Immigration überfordert Integration

Die Gewaltwellen in Paris, Mülhausen und anderswo in Frankreich sind Ausdruck einer Überforderung von Sozialstaat und Demokratie durch Immigration, die die Kapazitäten der Integration sprengt

Von Aurel Schmidt



Rechtsfreiraum Banlieue: Weder Chance noch Wille zur Integration.



Frankreich wird in den von Immigranten bewohnten Vorstädten von einer Welle des Aufruhrs erschüttert. Nicht nur Autos brennen, sondern auch Kindergärten, Schulen, Supermärkte, Apotheken. Die Regierung hat teilweise den Notstand verhängt und mehr Geld für die Vorstädte versprochen? Wer sind die Gewalttätigen? Welchen Hintergrund haben die Unruhen?

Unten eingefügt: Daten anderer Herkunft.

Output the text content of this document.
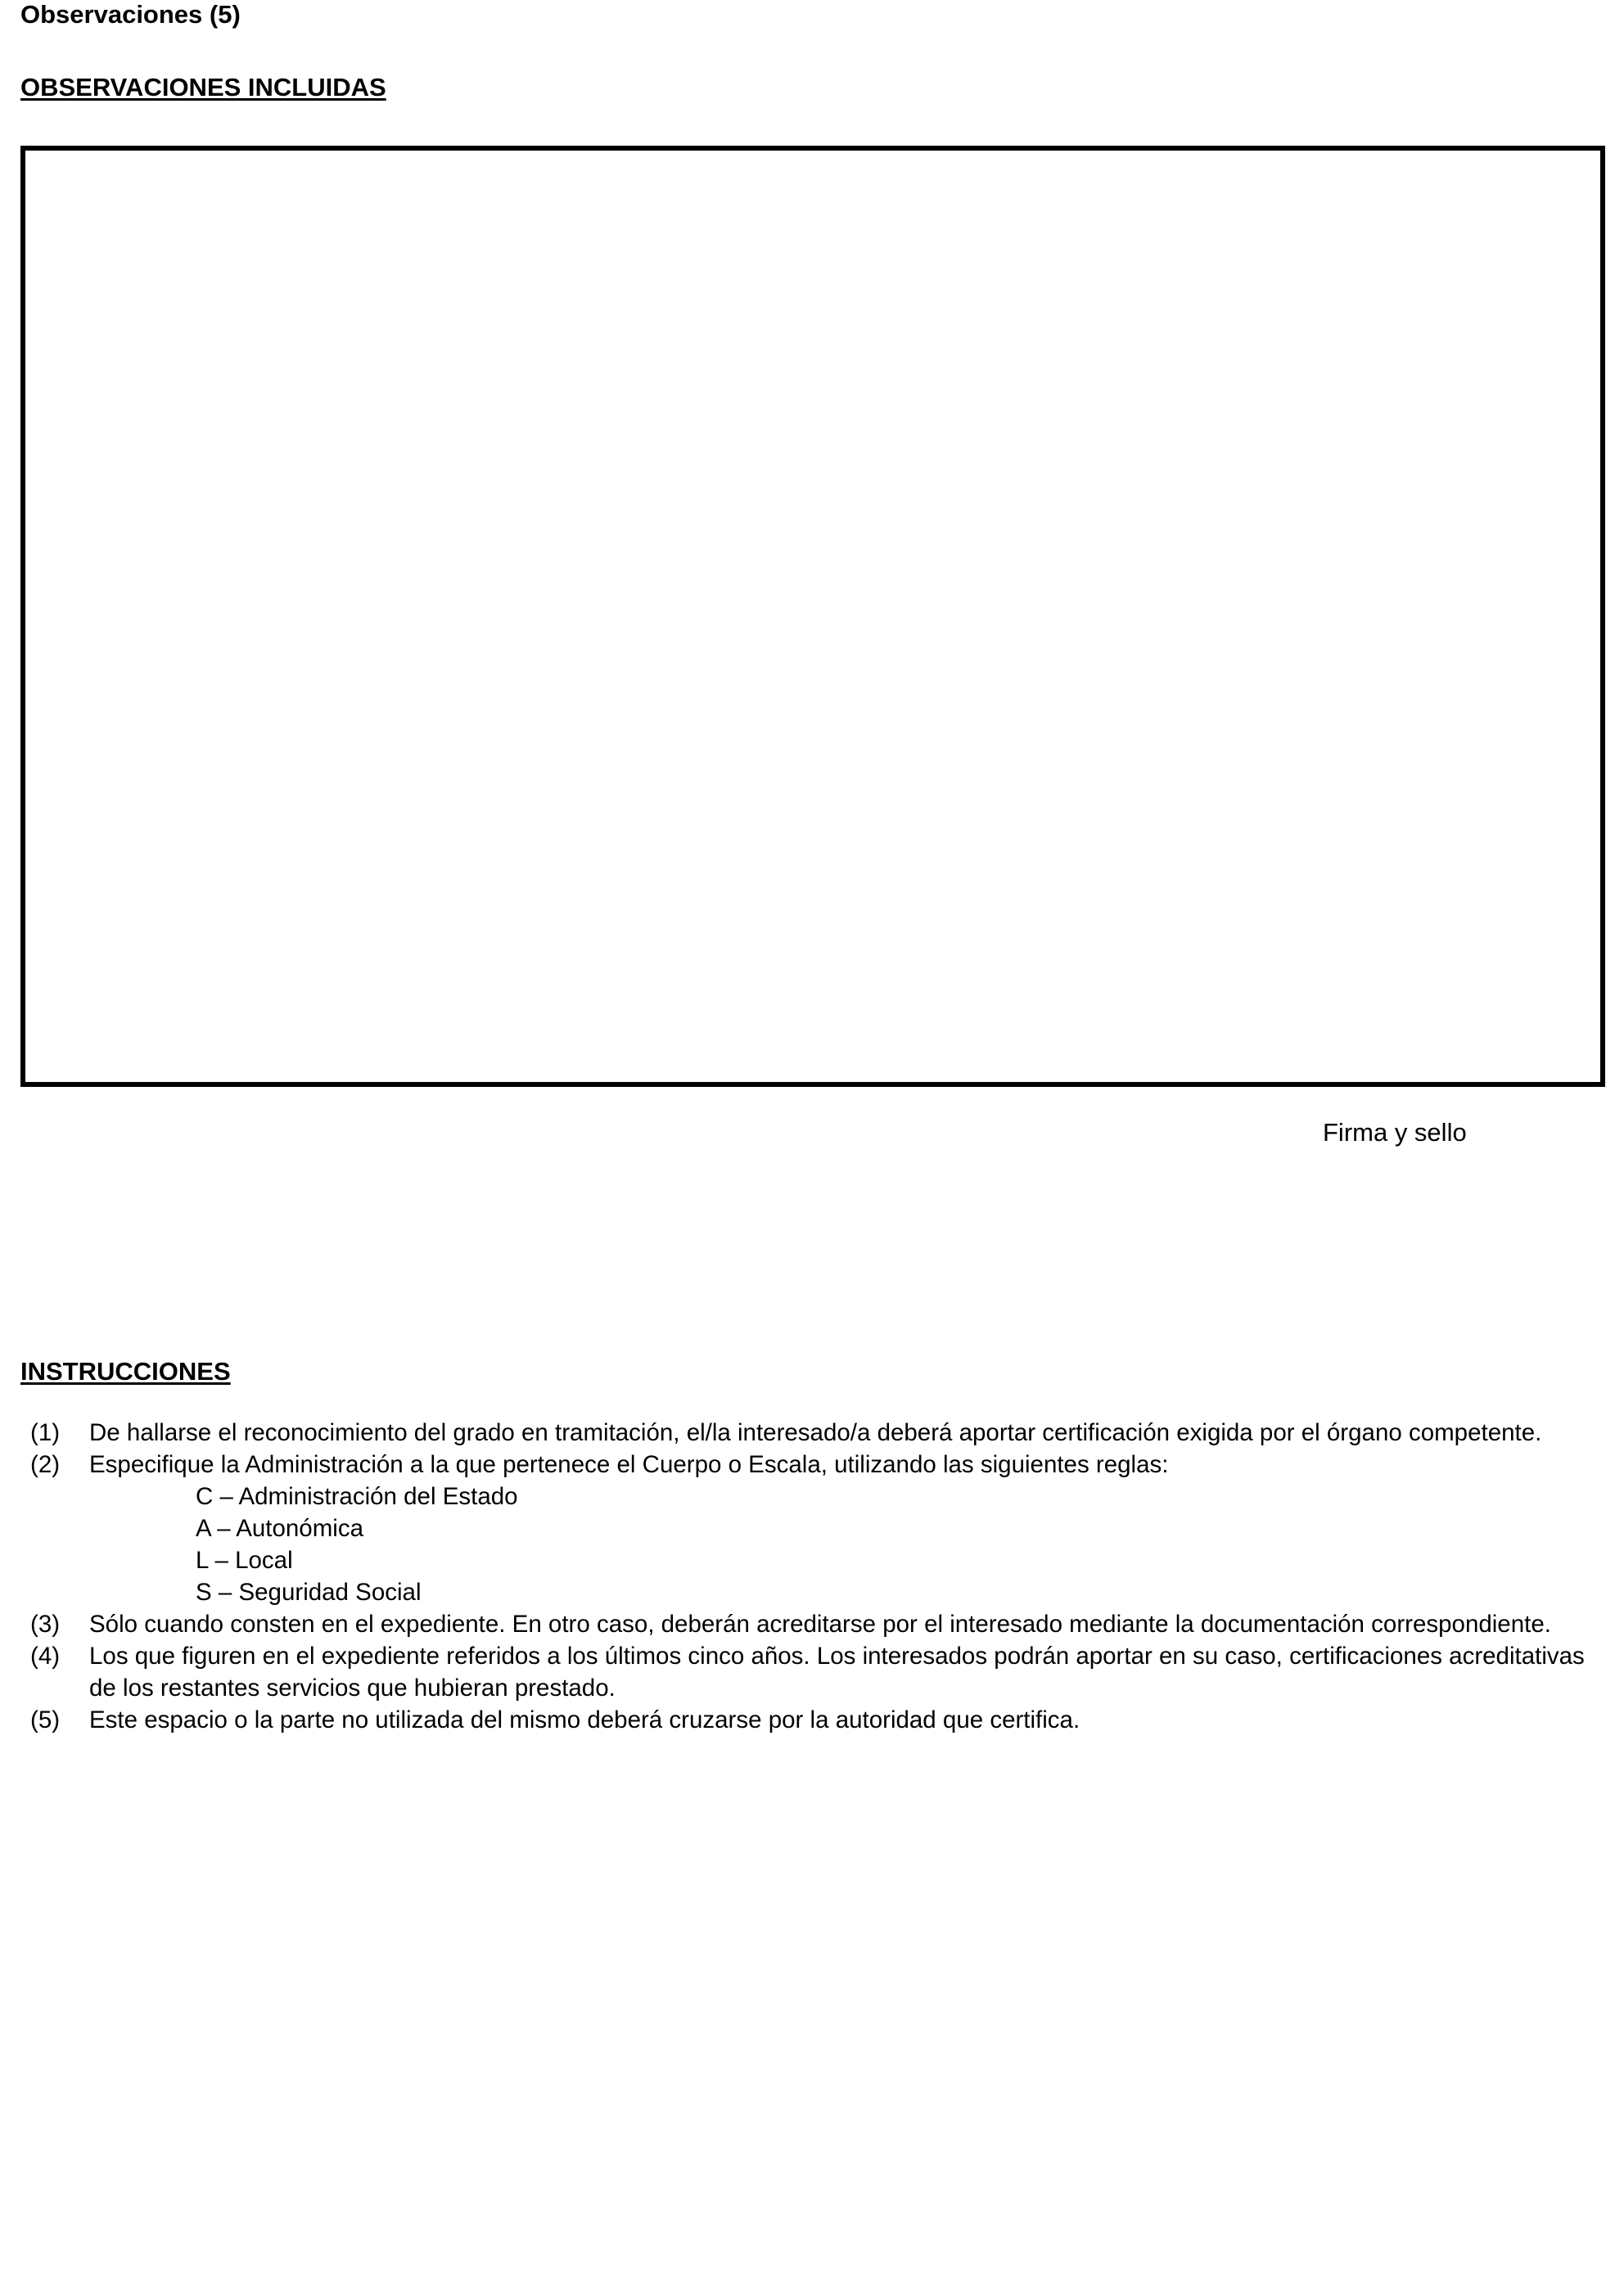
Observaciones (5)
OBSERVACIONES INCLUIDAS

Firma y sello

INSTRUCCIONES
(1)	De hallarse el reconocimiento del grado en tramitación, el/la interesado/a deberá aportar certificación exigida por el órgano competente.
(2)	Especifique la Administración a la que pertenece el Cuerpo o Escala, utilizando las siguientes reglas:
C – Administración del Estado
A – Autonómica
L – Local
S – Seguridad Social
(3)	Sólo cuando consten en el expediente. En otro caso, deberán acreditarse por el interesado mediante la documentación correspondiente.
(4)	Los que figuren en el expediente referidos a los últimos cinco años. Los interesados podrán aportar en su caso, certificaciones acreditativas de los restantes servicios que hubieran prestado.
(5)	Este espacio o la parte no utilizada del mismo deberá cruzarse por la autoridad que certifica.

Der Aufruhr zuerst in den Pariser Vorstädten und später überall im Land hat zuallererst die Menschen betroffen, die in diesen Gebieten leben. Die brennenden Autors gehörten denen, die am gleichen Ort leben wie die Unruhestifter selber. Das französische Fernsehen hat gezeigt, wie zwischen Franzosen und Immigranten in den betroffenen Städten so etwas wie eine Solidarisierung stattgefunden hat. Moslemische Geistliche haben zu Besonnenheit aufgerufen, auch wenn es schwierig ist, sich vorzustellen, wie Islam und republikanisches Denken zusammenpassen. Aber es ist vorgekommen, und das ist ein positives Zeichen.


Trotzdem wird es sich nicht umgehen lassen, in der Sprache deutlicher zu werden und die Politik von Verständnis, Integrationsaufrufen und Appeasement weiterzuführen. Dass mehrere Probleme sich überlagern, macht es so schwierig, eine Auseinandersetzung darüber zu führen.

Nicht die Integration ist das Problem...

Wenn etwa der französische Soziologe Michel Wieviorka den Aufruhr mit der gescheiterten Integration erklärt, dann wird man darauf antworten müssen, dass wir an eine Grenze gekommen sind, wo kein Land mehr in der Lage ist, so viel Integrationsleistung zu erbringen, wie das erforderlich wäre.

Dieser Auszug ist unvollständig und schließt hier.